Bringing GERD to the UN Security Council is an Egyptian-Sudanese achievement: official

Bringing the Grand Renaissance Dam to the UN Security Council’s table was a joint Egyptian-Sudanese achievement, said the Arab League’s permanent representative to the UN Maged Abdel Fattah, who alluded that “some power” was working hard to prevent any discussion of the GERD crisis by the council.

During a phone call with the “Nine PM” TV show presented by Wael al-Ibrashy, Abdel Fattah explained that Egypt is keen to not harm Ethiopia and therefore did not ask for any punitive decision against its intransigence in the GERD negotiations.

In the event that Ethiopia does not respond to Egypt’s appeals to the UN council, international legitimacy will prevail through applying the international laws and agreements signed by all parties.

Abdel Fattah assured that the Arab League does not seek any confrontation and only wants to protect the rights of the Egyptian and Sudanese peoples.

“All Arab countries have a unified stance with Egypt regarding this issue,” he added.

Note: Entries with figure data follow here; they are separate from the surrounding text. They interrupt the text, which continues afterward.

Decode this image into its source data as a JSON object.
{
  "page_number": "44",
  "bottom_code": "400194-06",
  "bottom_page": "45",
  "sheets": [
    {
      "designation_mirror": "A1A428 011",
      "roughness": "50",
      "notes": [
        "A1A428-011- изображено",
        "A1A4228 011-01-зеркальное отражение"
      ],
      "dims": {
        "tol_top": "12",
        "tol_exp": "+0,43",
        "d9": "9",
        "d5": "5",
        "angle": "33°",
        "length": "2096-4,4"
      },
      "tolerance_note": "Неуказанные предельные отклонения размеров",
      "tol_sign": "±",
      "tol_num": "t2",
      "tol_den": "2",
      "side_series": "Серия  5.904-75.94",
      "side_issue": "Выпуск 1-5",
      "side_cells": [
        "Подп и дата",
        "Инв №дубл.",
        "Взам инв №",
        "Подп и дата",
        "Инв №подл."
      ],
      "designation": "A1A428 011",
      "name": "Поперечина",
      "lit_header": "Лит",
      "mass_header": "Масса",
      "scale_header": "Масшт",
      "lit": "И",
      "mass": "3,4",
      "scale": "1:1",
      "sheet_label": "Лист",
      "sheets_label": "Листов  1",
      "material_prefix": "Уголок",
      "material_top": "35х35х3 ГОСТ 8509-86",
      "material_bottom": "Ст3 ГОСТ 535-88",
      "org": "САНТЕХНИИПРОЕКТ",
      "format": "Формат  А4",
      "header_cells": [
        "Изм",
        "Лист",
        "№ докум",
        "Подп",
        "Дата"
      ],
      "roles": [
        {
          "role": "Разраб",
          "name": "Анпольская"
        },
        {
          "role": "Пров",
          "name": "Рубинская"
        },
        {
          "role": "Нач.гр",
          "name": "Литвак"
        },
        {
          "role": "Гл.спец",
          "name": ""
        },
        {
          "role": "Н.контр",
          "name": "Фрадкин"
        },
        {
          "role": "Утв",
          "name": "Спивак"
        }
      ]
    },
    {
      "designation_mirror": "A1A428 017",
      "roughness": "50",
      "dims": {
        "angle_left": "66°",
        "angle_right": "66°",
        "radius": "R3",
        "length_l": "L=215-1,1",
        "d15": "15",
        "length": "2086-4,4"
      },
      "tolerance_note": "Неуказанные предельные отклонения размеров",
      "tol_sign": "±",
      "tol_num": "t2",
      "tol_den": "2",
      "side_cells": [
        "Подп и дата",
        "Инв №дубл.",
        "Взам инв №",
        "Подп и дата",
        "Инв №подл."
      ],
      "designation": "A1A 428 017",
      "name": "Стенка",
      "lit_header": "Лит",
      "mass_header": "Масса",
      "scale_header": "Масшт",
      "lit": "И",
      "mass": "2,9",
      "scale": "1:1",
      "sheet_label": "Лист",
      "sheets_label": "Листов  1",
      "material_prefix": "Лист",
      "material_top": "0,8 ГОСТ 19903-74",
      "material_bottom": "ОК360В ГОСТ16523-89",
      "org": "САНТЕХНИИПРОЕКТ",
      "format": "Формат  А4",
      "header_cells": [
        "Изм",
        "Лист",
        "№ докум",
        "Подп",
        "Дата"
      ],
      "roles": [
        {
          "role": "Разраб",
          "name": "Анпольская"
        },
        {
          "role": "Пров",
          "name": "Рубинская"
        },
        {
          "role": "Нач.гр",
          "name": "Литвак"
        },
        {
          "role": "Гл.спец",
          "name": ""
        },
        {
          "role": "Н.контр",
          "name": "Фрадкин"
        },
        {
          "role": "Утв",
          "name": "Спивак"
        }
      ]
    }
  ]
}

The presence of international observers and the UN are important in these negotiations, and are in favor of Egypt, he said.

Egypt’s Foreign Minister Sameh Shoukry on June 21 stressed that his country does not want punitive measures from the UN Security Council against Ethiopia, and only wants to prevent any negative repercussions from the stalled Grand Ethiopian Renaissance Dam (GERD) negotiations.

During a phone call with the “Kol Youm” (Everyday) show, Shoukry explained that Egypt resorted to involving the UN Security Council in order to maintain international peace and security.

“It’s now the responsibility of the Security Council to resolve the Renaissance Dam crisis, as its decisions are mandatory and represent the will of the international community,” Shoukry said.

He added that the GERD issue impacts the lives of more than 150 million Egyptians and Sudanese people.

After Egypt responded and provided many opportunities to Ethiopia in the recent negotiations, Shoukry said he then went out of a framework of responsibility to the UN Security Council to work to resolve the dispute by peaceful means and avoid any kind of escalation.

Egypt earlier in June called on the UN Security Council to intervene in the GERD dispute in order to help Egypt, Ethiopia and Sudan continue their negotiations, in accordance with international law, to reach a fair and balanced solution.